Artikel 22 De Raad van Beheer van het Internationaal Arbeidsbureau brengt, telkens wanneer hij dat noodzakelijk acht, aan de Algemene Conferentie verslag uit over de toepassing van dit Verdrag en onderzoekt of het wenselijk is een gehele of gedeeltelijke herziening van dit Verdrag op de agenda van de Conferentie te plaatsen.

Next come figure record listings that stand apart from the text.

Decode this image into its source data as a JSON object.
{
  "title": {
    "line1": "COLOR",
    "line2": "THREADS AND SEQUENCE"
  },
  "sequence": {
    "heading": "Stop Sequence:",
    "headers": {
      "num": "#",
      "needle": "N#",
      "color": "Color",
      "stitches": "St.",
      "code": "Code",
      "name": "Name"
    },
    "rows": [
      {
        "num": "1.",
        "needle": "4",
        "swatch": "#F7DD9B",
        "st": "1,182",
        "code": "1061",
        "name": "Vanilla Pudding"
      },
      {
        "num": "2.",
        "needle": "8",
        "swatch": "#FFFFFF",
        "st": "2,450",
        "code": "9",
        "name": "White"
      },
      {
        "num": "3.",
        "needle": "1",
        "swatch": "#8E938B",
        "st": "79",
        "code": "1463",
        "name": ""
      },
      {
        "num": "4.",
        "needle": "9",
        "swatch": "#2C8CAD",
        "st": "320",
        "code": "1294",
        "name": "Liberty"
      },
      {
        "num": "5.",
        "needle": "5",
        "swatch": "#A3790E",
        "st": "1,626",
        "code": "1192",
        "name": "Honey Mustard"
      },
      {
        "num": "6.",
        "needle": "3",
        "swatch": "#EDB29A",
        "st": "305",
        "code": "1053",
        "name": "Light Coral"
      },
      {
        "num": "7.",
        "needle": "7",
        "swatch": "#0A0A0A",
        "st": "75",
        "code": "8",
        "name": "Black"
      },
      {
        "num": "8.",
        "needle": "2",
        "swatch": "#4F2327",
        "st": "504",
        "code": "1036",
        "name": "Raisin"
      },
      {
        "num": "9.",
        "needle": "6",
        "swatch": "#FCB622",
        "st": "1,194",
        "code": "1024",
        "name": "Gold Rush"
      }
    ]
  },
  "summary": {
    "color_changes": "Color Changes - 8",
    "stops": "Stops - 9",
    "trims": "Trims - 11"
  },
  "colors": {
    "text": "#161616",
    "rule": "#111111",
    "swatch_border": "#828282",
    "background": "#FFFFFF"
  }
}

Artikel 23 1. Indien de Conferentie een nieuw verdrag aanneemt, houdende gehele of gedeeltelijke herziening van dit Verdrag, zal, tenzij het nieuwe verdrag anders bepaalt : a) de bekrachtiging door een Lid van het nieuwe verdrag, houdende herziening, ipso jure onmiddelijk opzegging van het onderhavige Verdrag ten gevolge hebben, niettegenstaande het bepaalde in artikel 19, zodra het nieuwe verdrag, houdende herziening, in werking is getreden : b) met ingang van de datum, waarop het nieuwe verdrag, houdende herziening, in werking is getreden, dit Verdrag niet langer door de Leden bekrachtigd kunnen worden.2. Dit Verdrag blijft in elk geval naar vorm en inhoud van kracht voor de Leden, die het bekrachtigd hebben en die het nieuwe verdrag, houdende herziening, niet bekrachtigen. Artikel 24 De Engelse en Franse versies van dit Verdrag zijn gelijkelijk gezaghebbend.

De voorgaande tekst is de authentieke tekst van het Verdrag, naar behoren aangenomen door de Algemene Conferentie van de Internationale Arbeidsorganisatie in haar Vierenvijftigste Zitting, gehouden te Genève en voor gesloten verklaard op 25 juni 1970.

Ten blijke waarvan, wij onze handtekeningen hebben geplaatst op de vijfentwintigste dag van de maand juni 1970.

Verdrag nr. 132 betreffende vakantie met behoud van loon (herzien in 1970), aangenomen te Genève op 24 juni 1970 LIJST MET DE GEBONDEN STATEN Voor de raadpleging van de tabel, zie beeld België heeft de volgende verklaringen afgelegd : 1) De minimumduur van de vakantie bedraagt ten minste 24 dagen voor twaalf maanden werk, met inbegrip de dagen van inactiviteit die bij koninklijk besluit zijn gelijkgeschakeld aan effectieve werkdagen. 2) De Regering van het Koninkrijk België verklaart dat de verplichtingen van het verdrag van toepassing zijn voor de landbouwsector alsook voor de andere sectoren.